- Capture of Baghdad: Part of Timurid conquests and invasions
| Date | 1394 |
| Location | Baghdad, Timurid Empire (modern-day Iraq)35°21′00″N 44°25′00″E﻿ / ﻿35.35°N 44.41667°E |
| Result | Jalayirid victory |
| Territorial changes | Baghdad returns to the Jalayirid Sultanate under Mamluk patronage |

Belligerents
- Timurid Empire: Mamluk Sultanate Jalayirid Sultanate

Commanders and leaders
- Khwaja Mas'ud Jalayir: Barquq Saad al-Din bin Ghurab Ahmad Jalayir

= Capture of Baghdad (1394) =

Egyptian-Jalayirid capture of Timurid-held Baghdad in 1394

The Capture of Baghdad by the Egyptian Mamluk sultan Barquq and Jalayirid sultan Ahmad Jalayir. The city was taken without resistance in 1394.

== Background ==
In 1393, Timur renewed war with Ahmad. Near the end of August, he arrived in Baghdad, where Ahmad was residing. Deciding that defending the city was impossible, Ahmad fled and traveled to Egyptian-held Syria, and was granted asylum by Sultan Barquq.

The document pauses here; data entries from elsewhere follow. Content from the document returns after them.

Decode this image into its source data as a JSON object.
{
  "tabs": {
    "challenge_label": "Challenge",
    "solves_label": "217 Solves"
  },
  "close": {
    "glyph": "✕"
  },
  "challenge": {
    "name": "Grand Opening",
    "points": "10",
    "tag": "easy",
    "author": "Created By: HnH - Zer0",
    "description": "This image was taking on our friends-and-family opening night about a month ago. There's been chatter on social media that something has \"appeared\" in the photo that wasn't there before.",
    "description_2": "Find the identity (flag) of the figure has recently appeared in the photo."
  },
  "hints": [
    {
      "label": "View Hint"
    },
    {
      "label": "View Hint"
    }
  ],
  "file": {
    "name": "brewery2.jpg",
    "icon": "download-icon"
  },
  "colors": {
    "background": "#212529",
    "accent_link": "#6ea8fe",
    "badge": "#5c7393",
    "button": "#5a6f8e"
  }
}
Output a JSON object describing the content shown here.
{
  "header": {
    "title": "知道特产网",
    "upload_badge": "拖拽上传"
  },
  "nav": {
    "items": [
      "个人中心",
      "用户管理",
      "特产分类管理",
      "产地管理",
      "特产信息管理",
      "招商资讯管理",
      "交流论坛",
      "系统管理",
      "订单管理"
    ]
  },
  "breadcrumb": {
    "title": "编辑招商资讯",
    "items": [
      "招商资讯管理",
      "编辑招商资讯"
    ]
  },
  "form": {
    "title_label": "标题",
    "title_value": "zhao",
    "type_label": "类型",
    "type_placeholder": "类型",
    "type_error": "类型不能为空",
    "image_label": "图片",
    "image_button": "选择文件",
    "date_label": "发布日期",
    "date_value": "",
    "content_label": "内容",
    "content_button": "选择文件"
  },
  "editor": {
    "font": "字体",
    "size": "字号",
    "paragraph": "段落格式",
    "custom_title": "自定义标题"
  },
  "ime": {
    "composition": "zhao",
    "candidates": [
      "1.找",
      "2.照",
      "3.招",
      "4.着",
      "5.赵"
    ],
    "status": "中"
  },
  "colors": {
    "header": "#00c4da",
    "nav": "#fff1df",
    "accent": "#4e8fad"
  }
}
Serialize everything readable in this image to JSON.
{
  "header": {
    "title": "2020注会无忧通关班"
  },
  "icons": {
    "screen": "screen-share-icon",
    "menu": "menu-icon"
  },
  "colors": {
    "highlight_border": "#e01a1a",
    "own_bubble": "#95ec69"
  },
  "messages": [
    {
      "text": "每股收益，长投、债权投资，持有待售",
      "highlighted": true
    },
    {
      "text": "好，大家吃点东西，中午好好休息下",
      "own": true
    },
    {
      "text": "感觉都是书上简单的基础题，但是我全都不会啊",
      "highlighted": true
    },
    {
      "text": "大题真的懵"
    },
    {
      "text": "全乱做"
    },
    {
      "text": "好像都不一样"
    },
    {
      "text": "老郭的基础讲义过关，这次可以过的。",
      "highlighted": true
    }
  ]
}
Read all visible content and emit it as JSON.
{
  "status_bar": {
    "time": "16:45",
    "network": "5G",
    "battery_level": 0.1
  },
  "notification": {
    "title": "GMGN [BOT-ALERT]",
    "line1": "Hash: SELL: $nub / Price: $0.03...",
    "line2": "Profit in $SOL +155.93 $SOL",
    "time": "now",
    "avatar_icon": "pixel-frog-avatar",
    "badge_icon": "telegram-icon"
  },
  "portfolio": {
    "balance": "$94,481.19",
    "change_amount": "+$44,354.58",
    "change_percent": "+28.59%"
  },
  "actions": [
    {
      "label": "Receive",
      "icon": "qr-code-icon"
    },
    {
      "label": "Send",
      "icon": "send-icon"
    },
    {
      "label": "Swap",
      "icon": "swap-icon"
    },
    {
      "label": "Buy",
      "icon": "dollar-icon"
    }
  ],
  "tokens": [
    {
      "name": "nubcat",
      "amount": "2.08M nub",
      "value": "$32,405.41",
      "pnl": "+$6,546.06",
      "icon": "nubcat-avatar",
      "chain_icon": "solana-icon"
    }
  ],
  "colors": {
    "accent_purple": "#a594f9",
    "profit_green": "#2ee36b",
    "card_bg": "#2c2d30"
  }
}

Barquq received Ahmad with senior Egyptian statesmen. The first time the Jalayirid sultan saw Barquq, he wanted to kiss Sultan Barquq’s hand, but Barquq prevented him, hugged him, welcomed him, and gave him money, gold, concubines, and his own forces under his command. This generosity astonished Ahmad.

Days after this reception, Mongol messengers arrived, bringing a letter from Timur requesting the handover of the Jalayirid sultan. Barquq replied to them:"How is it permissible, in the law of chivalry and loyalty, to handover our guest? And our lodger and the one who took refuge with us? Handing over Al-Qan Ahmad is impossible.”

== Capture ==
After that, Barquq led his army, accompanied by Ahmad, to the Levant to fight Timur. As they entered the Levant, news came that Timur had fled with his forces as he heard about the arrival of the Egyptian army.

Barquq ordered Ahmad to go back to Baghdad and wrote for him a letter declaring him the Sultan of Baghdad. He gave him five hundred thousand dirhams and many horses, camels, and cloth, as well as providing him with an Egyptian military force in support. When saying goodbye, Ahmad wanted to bow and kiss the ground at the feet of Barquq, but the latter did not allow him, out of respect, and instead he stood up, hugged him, and bid him farewell before they separated.